South Carolina boy, 16, pleads guilty in school shooting rampage

(Reuters) - A 16-year-old South Carolina boy pleaded guilty on Wednesday to murder and attempted murder charges stemming from the 2016 slaying of his father and shooting rampage at an elementary school that killed a 6-year-old boy, prosecutors said.

Jesse Osborne, who was 14 at the time of the 2016 attack on Townville Elementary School some 40 miles (65 km) southwest of Greenville, faces a maximum sentence of life in prison.

Prosecutors said they did not make any deals with Osborne and his guilty plea would not reduce the sentence they are were asking a judge to impose.

"I am seeking the maximum sentence in this case, life without parole, which is the appropriate sentence for the murder of six-year-old Jacob Hall, and the attempted murders of his classmates and teachers," Tenth Judicial Circuit Solicitor David Wagner said in a statement.

An attorney for Osborne could not be reached by Reuters for comment following the plea hearing in Anderson County Circuit Court.

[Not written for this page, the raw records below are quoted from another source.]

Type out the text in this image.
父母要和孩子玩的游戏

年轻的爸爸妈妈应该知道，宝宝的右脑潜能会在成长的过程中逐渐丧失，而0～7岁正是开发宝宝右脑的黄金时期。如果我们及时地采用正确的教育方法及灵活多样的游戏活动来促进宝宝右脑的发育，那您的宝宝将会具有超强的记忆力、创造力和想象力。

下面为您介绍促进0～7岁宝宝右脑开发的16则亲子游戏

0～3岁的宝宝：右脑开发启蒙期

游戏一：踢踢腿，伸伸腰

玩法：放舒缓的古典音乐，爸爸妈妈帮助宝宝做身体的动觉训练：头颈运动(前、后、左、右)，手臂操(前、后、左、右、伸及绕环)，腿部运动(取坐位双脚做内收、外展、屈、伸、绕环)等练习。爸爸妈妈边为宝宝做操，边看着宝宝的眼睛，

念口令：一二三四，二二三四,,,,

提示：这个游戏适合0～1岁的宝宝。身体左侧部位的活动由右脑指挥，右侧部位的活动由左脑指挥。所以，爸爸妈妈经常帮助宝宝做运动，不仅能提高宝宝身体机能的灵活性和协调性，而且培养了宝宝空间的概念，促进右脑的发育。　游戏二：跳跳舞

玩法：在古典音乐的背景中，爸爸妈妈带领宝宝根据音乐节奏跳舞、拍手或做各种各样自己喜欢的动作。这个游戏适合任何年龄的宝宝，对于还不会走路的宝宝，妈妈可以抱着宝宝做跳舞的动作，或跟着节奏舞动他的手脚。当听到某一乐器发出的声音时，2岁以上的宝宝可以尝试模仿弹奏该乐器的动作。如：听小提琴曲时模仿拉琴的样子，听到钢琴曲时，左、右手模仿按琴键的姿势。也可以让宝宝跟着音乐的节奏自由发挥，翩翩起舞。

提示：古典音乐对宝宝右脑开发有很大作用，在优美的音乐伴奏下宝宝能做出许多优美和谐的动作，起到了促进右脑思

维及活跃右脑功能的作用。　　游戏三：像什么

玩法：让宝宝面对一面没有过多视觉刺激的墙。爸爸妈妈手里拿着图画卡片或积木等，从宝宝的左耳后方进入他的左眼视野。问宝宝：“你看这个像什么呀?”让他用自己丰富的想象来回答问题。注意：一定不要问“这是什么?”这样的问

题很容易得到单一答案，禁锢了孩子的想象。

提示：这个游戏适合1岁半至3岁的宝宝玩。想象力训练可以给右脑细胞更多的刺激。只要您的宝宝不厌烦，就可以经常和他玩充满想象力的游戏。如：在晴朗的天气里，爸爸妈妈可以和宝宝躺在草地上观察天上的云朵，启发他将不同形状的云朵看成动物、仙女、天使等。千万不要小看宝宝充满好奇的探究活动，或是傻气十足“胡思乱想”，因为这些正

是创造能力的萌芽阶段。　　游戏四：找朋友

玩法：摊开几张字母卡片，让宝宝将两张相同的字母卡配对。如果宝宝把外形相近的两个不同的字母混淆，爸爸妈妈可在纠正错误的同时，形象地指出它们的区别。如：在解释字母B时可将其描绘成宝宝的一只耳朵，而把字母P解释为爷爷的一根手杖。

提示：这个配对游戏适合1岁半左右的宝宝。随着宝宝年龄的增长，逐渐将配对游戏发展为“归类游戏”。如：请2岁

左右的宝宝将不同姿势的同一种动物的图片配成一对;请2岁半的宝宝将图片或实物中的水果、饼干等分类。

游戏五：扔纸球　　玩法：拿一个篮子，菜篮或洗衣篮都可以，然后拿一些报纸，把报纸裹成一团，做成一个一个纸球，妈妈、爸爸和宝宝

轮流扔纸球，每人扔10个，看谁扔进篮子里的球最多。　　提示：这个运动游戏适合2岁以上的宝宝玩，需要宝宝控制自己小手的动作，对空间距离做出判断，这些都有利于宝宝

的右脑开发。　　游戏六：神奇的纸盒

Local media reported that during the hearing Osborne's attorney said that the plea was in his client's best interest.

Prosecutors say Osborne killed his father Jeffrey Osborne, 47, at their home in Townville before driving to the school in the family's pick-up truck and crashing it into a fence.

Osborne then began shooting with a handgun on the school playground until he was tackled by a firefighter, who pinned him down until police arrived, according to prosecutors.

Student, Jacob Hall, 6, was shot in the leg and died three days after the attack.

The crime rocked the small South Carolina town and also had national implications.

Jacob's friend, first-grader Ava Olsen, witnessed the shooting and in a letter last year to U.S. President Donald Trump obtained by the Washington Post and local media, told him she was scared and pleaded with him to keep kids safe from guns. Trump replied it was brave of her to share her story, they said.